In MC, besides regular expiration based on the expire time, there is also a way to immediately expire all keys using flush_all. If there is an abnormality in caching data writing, such as a large amount of dirty data without a simple way to quickly identify them, flush_all can be used to immediately invalidate all data. This ensures the correctness of data by reloading them from the database using the keys. Flush_all can cause all keys on an MC node to be invalidated immediately. However, in some scenarios, it is necessary to have multiple MC nodes invalidate their data simultaneously at a specific time. In such cases, the delayed invalidation instruction of flush_all can be used. This instruction appends an expiretime parameter to the flush_all instruction, which allows multiple MC nodes to invalidate all keys at the same time.
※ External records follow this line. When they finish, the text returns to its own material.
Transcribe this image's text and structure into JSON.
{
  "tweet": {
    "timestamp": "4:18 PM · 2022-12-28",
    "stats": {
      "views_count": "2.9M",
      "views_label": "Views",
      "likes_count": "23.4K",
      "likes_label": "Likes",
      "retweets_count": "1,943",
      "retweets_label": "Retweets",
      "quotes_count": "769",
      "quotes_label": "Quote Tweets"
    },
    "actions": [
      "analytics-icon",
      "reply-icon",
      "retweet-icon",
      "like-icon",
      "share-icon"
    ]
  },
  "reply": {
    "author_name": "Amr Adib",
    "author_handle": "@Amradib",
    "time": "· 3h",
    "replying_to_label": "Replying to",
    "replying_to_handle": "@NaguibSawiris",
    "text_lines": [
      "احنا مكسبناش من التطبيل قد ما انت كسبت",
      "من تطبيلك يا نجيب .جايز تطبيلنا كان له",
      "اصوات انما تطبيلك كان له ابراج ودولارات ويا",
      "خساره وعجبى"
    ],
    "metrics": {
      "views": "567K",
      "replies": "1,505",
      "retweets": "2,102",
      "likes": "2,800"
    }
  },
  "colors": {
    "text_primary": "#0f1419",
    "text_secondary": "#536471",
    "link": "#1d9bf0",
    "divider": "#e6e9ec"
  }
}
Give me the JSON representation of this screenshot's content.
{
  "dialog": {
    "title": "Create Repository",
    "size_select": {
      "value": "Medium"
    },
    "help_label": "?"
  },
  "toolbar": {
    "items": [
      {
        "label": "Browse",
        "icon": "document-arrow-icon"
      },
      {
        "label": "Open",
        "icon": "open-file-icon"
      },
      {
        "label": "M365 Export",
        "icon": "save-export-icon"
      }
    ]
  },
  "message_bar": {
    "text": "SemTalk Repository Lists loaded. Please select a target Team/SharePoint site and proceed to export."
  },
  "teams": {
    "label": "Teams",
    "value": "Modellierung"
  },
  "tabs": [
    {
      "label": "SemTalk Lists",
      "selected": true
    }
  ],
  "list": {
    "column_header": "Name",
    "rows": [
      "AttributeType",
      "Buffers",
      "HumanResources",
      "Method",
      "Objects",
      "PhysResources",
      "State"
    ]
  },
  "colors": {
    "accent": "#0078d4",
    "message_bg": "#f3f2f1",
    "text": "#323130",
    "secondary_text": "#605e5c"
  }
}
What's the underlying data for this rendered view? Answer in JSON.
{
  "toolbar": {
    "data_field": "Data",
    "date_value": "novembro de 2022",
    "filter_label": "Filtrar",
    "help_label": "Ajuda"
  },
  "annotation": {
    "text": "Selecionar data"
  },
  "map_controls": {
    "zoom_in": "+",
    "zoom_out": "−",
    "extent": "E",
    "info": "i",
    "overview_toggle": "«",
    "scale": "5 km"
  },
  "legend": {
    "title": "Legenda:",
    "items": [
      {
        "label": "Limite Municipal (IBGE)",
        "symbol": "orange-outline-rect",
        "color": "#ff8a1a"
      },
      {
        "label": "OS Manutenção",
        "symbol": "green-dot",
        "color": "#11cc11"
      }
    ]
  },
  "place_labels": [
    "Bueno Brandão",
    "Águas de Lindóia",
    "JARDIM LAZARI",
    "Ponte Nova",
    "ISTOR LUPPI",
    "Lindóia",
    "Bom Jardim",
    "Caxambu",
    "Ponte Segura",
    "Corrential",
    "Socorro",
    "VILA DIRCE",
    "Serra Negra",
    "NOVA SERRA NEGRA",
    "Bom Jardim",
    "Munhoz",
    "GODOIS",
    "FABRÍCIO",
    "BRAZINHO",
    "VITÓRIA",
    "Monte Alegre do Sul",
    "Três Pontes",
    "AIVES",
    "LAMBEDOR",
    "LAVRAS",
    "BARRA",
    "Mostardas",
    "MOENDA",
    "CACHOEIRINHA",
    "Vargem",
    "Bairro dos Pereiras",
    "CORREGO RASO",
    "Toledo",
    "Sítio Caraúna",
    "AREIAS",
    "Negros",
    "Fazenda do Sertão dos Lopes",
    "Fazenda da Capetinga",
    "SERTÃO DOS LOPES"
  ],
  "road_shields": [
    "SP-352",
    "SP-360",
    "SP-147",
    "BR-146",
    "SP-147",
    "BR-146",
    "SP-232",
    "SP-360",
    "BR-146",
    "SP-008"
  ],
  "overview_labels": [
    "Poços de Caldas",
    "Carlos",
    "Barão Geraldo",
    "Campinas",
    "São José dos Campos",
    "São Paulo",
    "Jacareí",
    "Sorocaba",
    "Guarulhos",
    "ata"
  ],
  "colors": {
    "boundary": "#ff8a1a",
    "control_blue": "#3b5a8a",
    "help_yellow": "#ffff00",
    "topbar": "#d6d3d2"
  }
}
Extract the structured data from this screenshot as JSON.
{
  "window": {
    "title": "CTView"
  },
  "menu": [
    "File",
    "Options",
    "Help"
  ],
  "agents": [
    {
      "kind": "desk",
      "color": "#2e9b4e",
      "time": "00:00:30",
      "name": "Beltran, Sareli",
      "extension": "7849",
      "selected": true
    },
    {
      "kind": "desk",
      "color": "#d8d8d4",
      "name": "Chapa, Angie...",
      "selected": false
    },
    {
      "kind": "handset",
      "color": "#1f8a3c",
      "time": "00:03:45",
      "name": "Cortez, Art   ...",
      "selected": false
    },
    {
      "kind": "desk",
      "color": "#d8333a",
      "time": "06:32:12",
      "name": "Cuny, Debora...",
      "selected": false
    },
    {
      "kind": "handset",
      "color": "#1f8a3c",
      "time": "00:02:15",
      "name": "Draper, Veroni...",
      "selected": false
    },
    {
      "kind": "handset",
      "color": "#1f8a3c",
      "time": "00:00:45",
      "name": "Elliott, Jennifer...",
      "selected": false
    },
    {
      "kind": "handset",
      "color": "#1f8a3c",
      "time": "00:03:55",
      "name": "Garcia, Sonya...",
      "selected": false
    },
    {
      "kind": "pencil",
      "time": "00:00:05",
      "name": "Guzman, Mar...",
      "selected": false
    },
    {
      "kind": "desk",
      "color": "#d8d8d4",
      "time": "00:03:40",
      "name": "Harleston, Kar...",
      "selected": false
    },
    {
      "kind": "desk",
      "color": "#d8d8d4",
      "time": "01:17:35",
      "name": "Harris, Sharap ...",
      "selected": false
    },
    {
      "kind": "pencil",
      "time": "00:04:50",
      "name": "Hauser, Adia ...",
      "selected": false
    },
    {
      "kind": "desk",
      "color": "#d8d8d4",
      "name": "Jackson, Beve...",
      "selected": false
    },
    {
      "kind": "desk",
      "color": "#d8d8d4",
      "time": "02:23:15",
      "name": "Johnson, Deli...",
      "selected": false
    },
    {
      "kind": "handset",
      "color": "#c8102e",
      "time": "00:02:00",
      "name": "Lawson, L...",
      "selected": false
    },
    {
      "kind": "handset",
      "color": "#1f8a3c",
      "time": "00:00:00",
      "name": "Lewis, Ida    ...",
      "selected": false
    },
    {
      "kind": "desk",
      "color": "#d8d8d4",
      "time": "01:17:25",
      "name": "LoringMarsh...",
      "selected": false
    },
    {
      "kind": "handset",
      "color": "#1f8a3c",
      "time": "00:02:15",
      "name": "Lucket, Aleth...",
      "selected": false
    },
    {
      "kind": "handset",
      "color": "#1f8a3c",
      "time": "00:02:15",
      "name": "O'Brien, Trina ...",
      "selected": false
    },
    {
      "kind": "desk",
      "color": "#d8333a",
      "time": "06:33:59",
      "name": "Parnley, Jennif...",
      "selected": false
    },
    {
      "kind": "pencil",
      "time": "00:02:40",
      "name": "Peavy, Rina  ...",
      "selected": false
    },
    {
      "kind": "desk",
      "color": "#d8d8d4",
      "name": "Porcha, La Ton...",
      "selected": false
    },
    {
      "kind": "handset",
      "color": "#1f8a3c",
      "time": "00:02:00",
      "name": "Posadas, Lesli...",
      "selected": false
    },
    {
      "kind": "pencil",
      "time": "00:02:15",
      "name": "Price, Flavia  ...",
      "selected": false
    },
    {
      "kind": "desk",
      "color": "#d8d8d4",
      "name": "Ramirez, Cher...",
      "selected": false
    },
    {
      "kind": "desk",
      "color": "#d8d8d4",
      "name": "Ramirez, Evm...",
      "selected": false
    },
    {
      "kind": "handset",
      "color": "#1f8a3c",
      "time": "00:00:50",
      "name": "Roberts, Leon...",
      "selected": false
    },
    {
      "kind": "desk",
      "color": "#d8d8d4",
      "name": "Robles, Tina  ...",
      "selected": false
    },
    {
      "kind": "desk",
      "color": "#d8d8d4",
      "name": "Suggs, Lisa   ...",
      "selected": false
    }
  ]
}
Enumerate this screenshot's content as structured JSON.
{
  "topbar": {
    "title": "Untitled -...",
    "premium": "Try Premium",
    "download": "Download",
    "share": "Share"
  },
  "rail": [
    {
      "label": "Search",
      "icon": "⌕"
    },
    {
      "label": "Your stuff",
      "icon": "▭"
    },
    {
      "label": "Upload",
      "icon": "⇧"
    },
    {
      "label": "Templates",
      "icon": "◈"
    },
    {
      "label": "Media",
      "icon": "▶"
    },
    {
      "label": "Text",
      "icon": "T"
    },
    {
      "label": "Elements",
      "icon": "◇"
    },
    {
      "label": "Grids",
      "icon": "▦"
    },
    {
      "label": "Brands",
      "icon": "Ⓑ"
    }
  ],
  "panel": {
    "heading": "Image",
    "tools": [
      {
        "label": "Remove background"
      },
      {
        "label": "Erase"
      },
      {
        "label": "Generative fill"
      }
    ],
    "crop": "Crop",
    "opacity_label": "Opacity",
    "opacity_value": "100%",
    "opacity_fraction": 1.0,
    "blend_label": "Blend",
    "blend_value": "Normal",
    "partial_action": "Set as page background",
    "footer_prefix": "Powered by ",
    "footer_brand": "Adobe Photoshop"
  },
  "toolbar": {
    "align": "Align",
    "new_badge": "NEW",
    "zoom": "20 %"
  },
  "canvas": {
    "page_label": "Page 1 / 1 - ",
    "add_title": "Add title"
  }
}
If there are no parameters after flush_all, it is equivalent to flush_all 0, which means all keys are immediately invalidated. When MC receives the flush_all instruction, if it is a delayed invalidation, it will set the oldest_live in the global setting to the timestamp N seconds after the specified time, which means it will expire after N seconds. If it is an immediate invalidation, it will set the oldest_cas in the global setting to the current maximum global cas value. After setting this global variable value, it immediately returns. Therefore, when MC invalidates all keys through flush_all, no keys are actually deleted. These keys will be deleted asynchronously by user requests or by the LRU maintenance thread to complete the actual deletion action.

Lazy Deletion #

In MC, lazy active deletion of expired keys refers to the process where, during the handling of instructions such as touch, get, and gets, the key is first queried to find the related Item. Then, the key’s expiration and whether it has been flushed are verified. If it is expired or flushed, the key is directly deleted and reclaimed. It is easy to verify if a key has expired by simply checking its expiration time. To check if a key has been flushed, the logic is as follows: first, check if the key’s most recent access time is smaller than the oldest_live value in the global configuration. If it is smaller, it means the key has been flushed. Otherwise, check the key’s unique id value (CAS) and see if it is smaller than the oldest_cas value in the global configuration. If it is, it means the key has also been flushed.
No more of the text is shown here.